Deary, a businessman, attended MSU during a time when he said summer jobs were different. He got his bachelor’s degree in two years from MSU, and then his master’s, still graduating ahead of a few of his friends.
“I had an ability to pay for my education, the summer job that I had doesn’t exist anymore,” Deary said. “My student loans weren’t very expensive. What I realized is that if I, today, tried to go to Michigan State with the financial position that I was in, I probably couldn’t afford it.”
Deary, like Kelly, said he plans to keep tuition low by freezing tuition rates for in-state students and capping the amount of out-of-state students accepted into the university.
Will Tyler White, Green Party
An entrepreneur and owner of White Bros.

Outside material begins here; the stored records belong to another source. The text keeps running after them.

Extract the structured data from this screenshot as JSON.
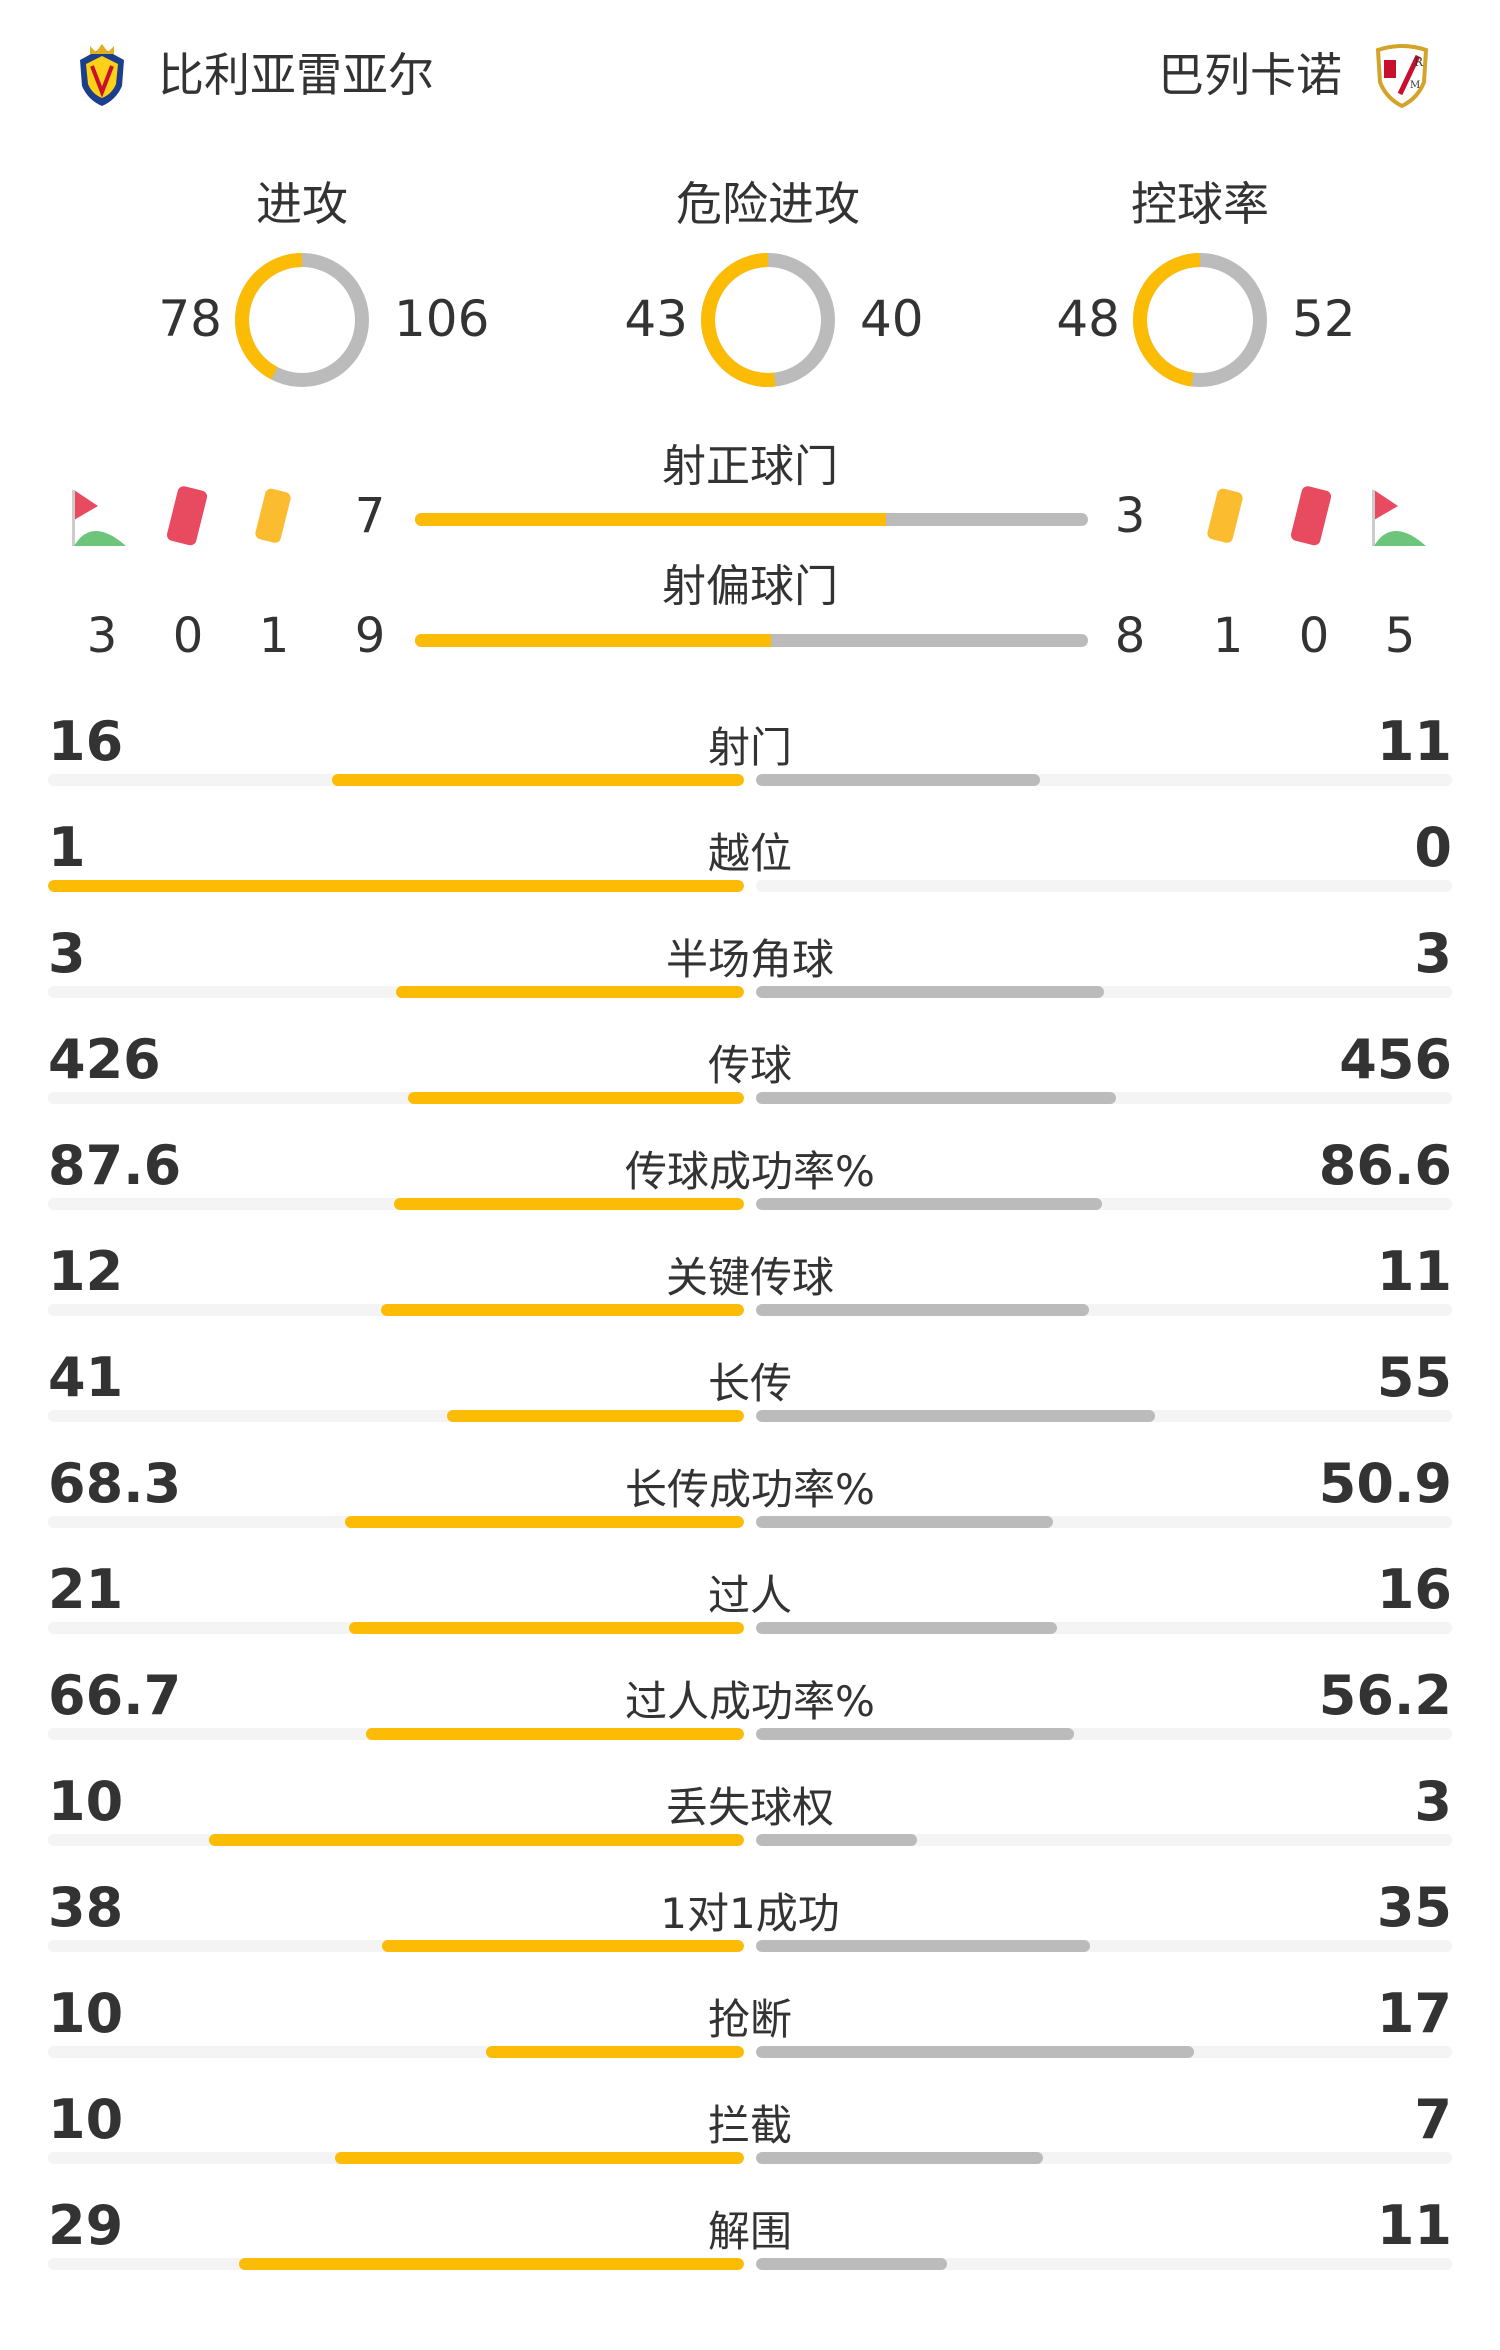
{
  "colors": {
    "home": "#fcbc05",
    "away": "#bbbbbb",
    "track": "#f4f4f4"
  },
  "home": {
    "name": "比利亚雷亚尔",
    "logo_icon": "villarreal-crest-icon"
  },
  "away": {
    "name": "巴列卡诺",
    "logo_icon": "rayo-vallecano-crest-icon"
  },
  "donuts": [
    {
      "title": "进攻",
      "home": "78",
      "away": "106"
    },
    {
      "title": "危险进攻",
      "home": "43",
      "away": "40"
    },
    {
      "title": "控球率",
      "home": "48",
      "away": "52"
    }
  ],
  "shots_on_target": {
    "label": "射正球门",
    "home": "7",
    "away": "3"
  },
  "shots_off_target": {
    "label": "射偏球门",
    "home": "9",
    "away": "8"
  },
  "home_counts": {
    "corners": "3",
    "red_cards": "0",
    "yellow_cards": "1"
  },
  "away_counts": {
    "corners": "5",
    "red_cards": "0",
    "yellow_cards": "1"
  },
  "stats": [
    {
      "label": "射门",
      "home": "16",
      "away": "11"
    },
    {
      "label": "越位",
      "home": "1",
      "away": "0"
    },
    {
      "label": "半场角球",
      "home": "3",
      "away": "3"
    },
    {
      "label": "传球",
      "home": "426",
      "away": "456"
    },
    {
      "label": "传球成功率%",
      "home": "87.6",
      "away": "86.6"
    },
    {
      "label": "关键传球",
      "home": "12",
      "away": "11"
    },
    {
      "label": "长传",
      "home": "41",
      "away": "55"
    },
    {
      "label": "长传成功率%",
      "home": "68.3",
      "away": "50.9"
    },
    {
      "label": "过人",
      "home": "21",
      "away": "16"
    },
    {
      "label": "过人成功率%",
      "home": "66.7",
      "away": "56.2"
    },
    {
      "label": "丢失球权",
      "home": "10",
      "away": "3"
    },
    {
      "label": "1对1成功",
      "home": "38",
      "away": "35"
    },
    {
      "label": "抢断",
      "home": "10",
      "away": "17"
    },
    {
      "label": "拦截",
      "home": "10",
      "away": "7"
    },
    {
      "label": "解围",
      "home": "29",
      "away": "11"
    }
  ]
}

Music, White said he believes colleges across the nation have become far too expensive.
“The cost of attending university is going up higher and faster than inflation, and it’s making college unaffordable for a lot of people,” White said. “Some degrees are more valuable than others, and I think the university does a poor job of quantifying that.”
White has a long resume of community accomplishments, most notably for business, workforce and economic development. He said voting third party is the only way to fight the rigged political system in America, whether that be in local or national elections.
“The Green Party is not a Republican or a Democrat,” White said. “The two-party system is dysfunctional, and only serves the elite one percent of corporate America. ... The only way to break that two-party stranglehold is to vote for third parties.”
Gregory Scott Stempfle, Libertarian
Stempfle is a recent alumnus of Wayne State University with his master’s degree. He said this makes him the candidate closest to the realities of dealing with the ever-rising costs of student debt.